L’accord était à peine connu que la Confédération des syndicats médicaux français (CSMF), qui participe à une grève des cabinets des médecins libéraux entre le 23 et le 31 décembre contre la loi de santé, publiait un communiqué furibond témoignant, selon la Confédération, de la préférence du gouvernement pour l’hôpital. « Après une demi-journée de grève des médecins urgentistes hospitaliers, le Gouvernement a trouvé un accord et a miraculeusement fait apparaître 90 millions d'euros pour répondre aux revendications qui s’étaient exprimées […] Pour la CSMF, premier syndicat médical français, le Gouvernement affiche désormais de façon très claire sa préférence pour l’Hôpital. Ceci prouve, s’il en était besoin, que la CSMF ne s’est pas trompée d’analyse dans la lecture qu’elle fait du projet de loi de santé et que celui-ci vise bien à étatiser l’organisation des soins et à privilégier le modèle public hospitalier. »
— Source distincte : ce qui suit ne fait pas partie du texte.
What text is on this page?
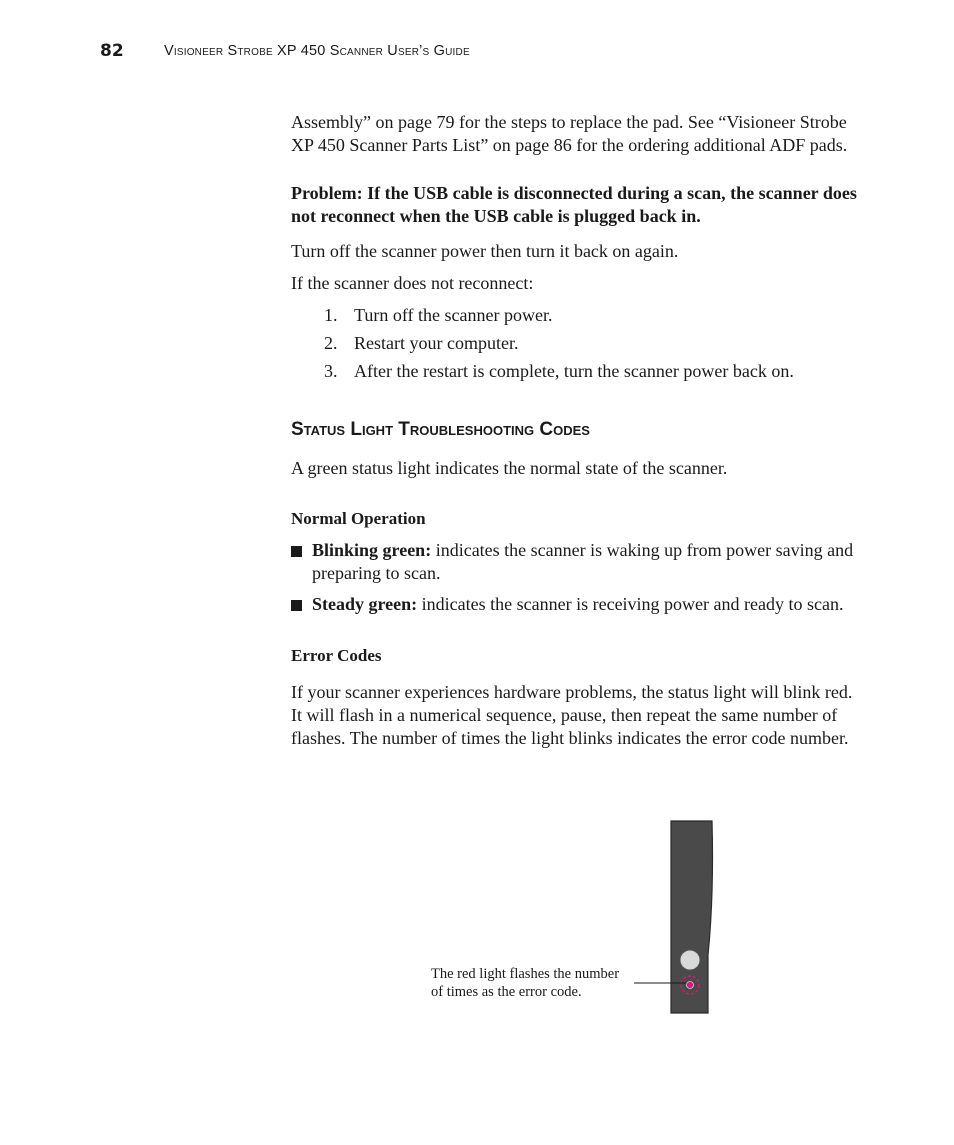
82	Visioneer Strobe XP 450 Scanner User’s Guide

Assembly” on page 79 for the steps to replace the pad. See “Visioneer Strobe XP 450 Scanner Parts List” on page 86 for the ordering additional ADF pads.

Problem: If the USB cable is disconnected during a scan, the scanner does not reconnect when the USB cable is plugged back in.

Turn off the scanner power then turn it back on again.

If the scanner does not reconnect:

1. Turn off the scanner power.
2. Restart your computer.
3. After the restart is complete, turn the scanner power back on.
Status Light Troubleshooting Codes

A green status light indicates the normal state of the scanner.

Normal Operation
Blinking green: indicates the scanner is waking up from power saving and preparing to scan.
Steady green: indicates the scanner is receiving power and ready to scan.
Error Codes

If your scanner experiences hardware problems, the status light will blink red. It will flash in a numerical sequence, pause, then repeat the same number of flashes. The number of times the light blinks indicates the error code number.

The red light flashes the number
of times as the error code.
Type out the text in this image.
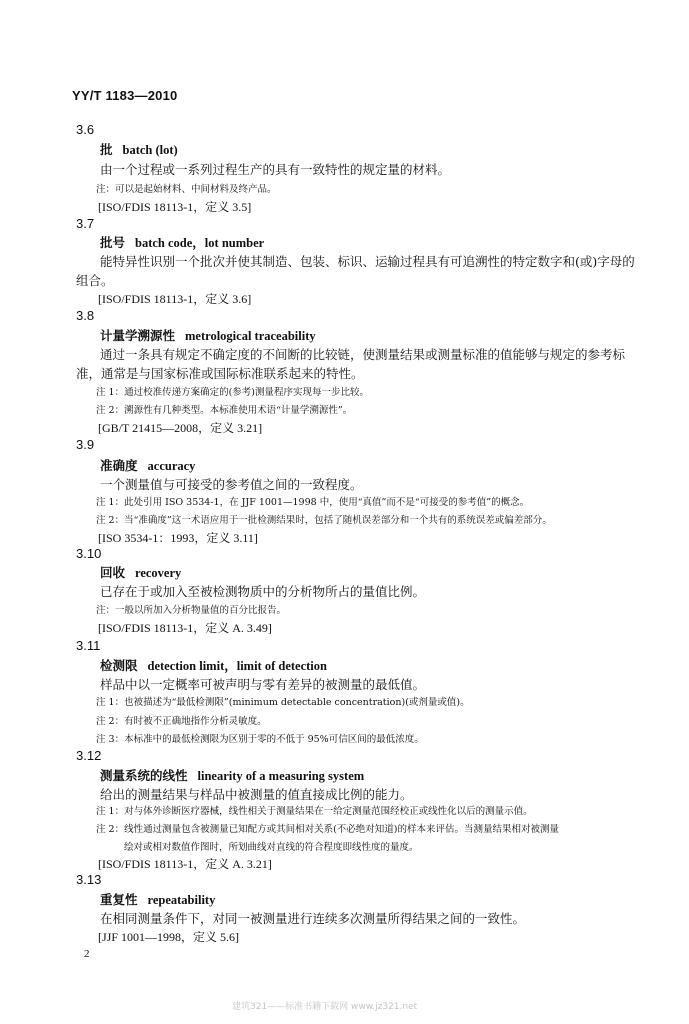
YY/T 1183—2010
3.6
批 batch (lot)
由一个过程或一系列过程生产的具有一致特性的规定量的材料。
注：可以是起始材料、中间材料及终产品。
[ISO/FDIS 18113-1，定义 3.5]
3.7
批号 batch code，lot number
能特异性识别一个批次并使其制造、包装、标识、运输过程具有可追溯性的特定数字和(或)字母的
组合。
[ISO/FDIS 18113-1，定义 3.6]
3.8
计量学溯源性 metrological traceability
通过一条具有规定不确定度的不间断的比较链，使测量结果或测量标准的值能够与规定的参考标
准，通常是与国家标准或国际标准联系起来的特性。
注 1：通过校准传递方案确定的(参考)测量程序实现每一步比较。
注 2：溯源性有几种类型。本标准使用术语“计量学溯源性”。
[GB/T 21415—2008，定义 3.21]
3.9
准确度 accuracy
一个测量值与可接受的参考值之间的一致程度。
注 1：此处引用 ISO 3534-1，在 JJF 1001—1998 中，使用“真值”而不是“可接受的参考值”的概念。
注 2：当“准确度”这一术语应用于一批检测结果时，包括了随机误差部分和一个共有的系统误差或偏差部分。
[ISO 3534-1：1993，定义 3.11]
3.10
回收 recovery
已存在于或加入至被检测物质中的分析物所占的量值比例。
注：一般以所加入分析物量值的百分比报告。
[ISO/FDIS 18113-1，定义 A. 3.49]
3.11
检测限 detection limit，limit of detection
样品中以一定概率可被声明与零有差异的被测量的最低值。
注 1：也被描述为“最低检测限”(minimum detectable concentration)(或剂量或值)。
注 2：有时被不正确地指作分析灵敏度。
注 3：本标准中的最低检测限为区别于零的不低于 95%可信区间的最低浓度。
3.12
测量系统的线性 linearity of a measuring system
给出的测量结果与样品中被测量的值直接成比例的能力。
注 1：对与体外诊断医疗器械，线性相关于测量结果在一给定测量范围经校正或线性化以后的测量示值。
注 2：线性通过测量包含被测量已知配方或其间相对关系(不必绝对知道)的样本来评估。当测量结果相对被测量
绘对或相对数值作图时，所划曲线对直线的符合程度即线性度的量度。
[ISO/FDIS 18113-1，定义 A. 3.21]
3.13
重复性 repeatability
在相同测量条件下，对同一被测量进行连续多次测量所得结果之间的一致性。
[JJF 1001—1998，定义 5.6]
2
建筑321——标准书籍下载网 www.jz321.net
Samu-Urgences de France prend acte des engagements de Marisol Touraine, mais reste vigilant, « afin que des suppressions de postes et de lignes de garde d'urgences ne puissent être effectuées hors de tout projet médical validé par les professionnels ».

Deux intersyndicales de praticiens hospitaliers, Avenir hospitalier et la Confédération des praticiens hospitaliers (CPH), considèrent cet accord comme une « mesure de justice », tout en exigeant que l’ensemble des professionnels médicaux hospitaliers puissent bénéficier du décompte horaire du temps de travail, et de la semaine à 39 heures.

Forte mobilisation pour la grève des libéraux
Débutée le 23 décembre le mouvement de fermeture des cabinets des médecins libéraux est très suivi, selon MG France. « Dans les régions les plus mobilisées, précise le syndicat, 80% des cabinets médicaux sont fermés. Dans de nombreuses villes ou villages, tous les médecins sont en grève. » La fermeture des cabinets a été accompagnée dans certains territoires de manifestations auprès des ARS ou de conférences de presse.
Pour la CSMF, qui, pour sa part, a lancé la grève le 24 décembre, la mobilisation s'annonce comme un succès, puisqu'elle indique dans un communiqué que « selon les régions, entre 70% et 80% des cabinets de ville ont “baissé le rideau“ ». Par ailleurs, « d'après les premières remontées de terrain, ce mouvement va se poursuivre et encore s'amplifier entre Noël et le Nouvel an ». Rappelons que les syndicats de médecins libéraux en grève demandent pour certains le retrait du projet de loi de santé, et pour d’autres sa réécriture, de fond en comble.
Et en cette toute fin d’année, 65 associations de la structure d'intervention en urgence, SOS médecins, s’associent au mouvement d’interruption d’activité des médecins libéraux jusqu’à mercredi 31, 8 heures [2]. Pour autant, le service fonctionnera comme prévu car il a été réquisitionné par le préfet et l'agence régionale de santé (ARS), précise SOS Médecins.

REFERENCES :

  1. Instruction du ministère de la Santé.

  2. SOS Médecins. Lettre ouverte aux Agences Régionales de Santé , 20 décembre 2014.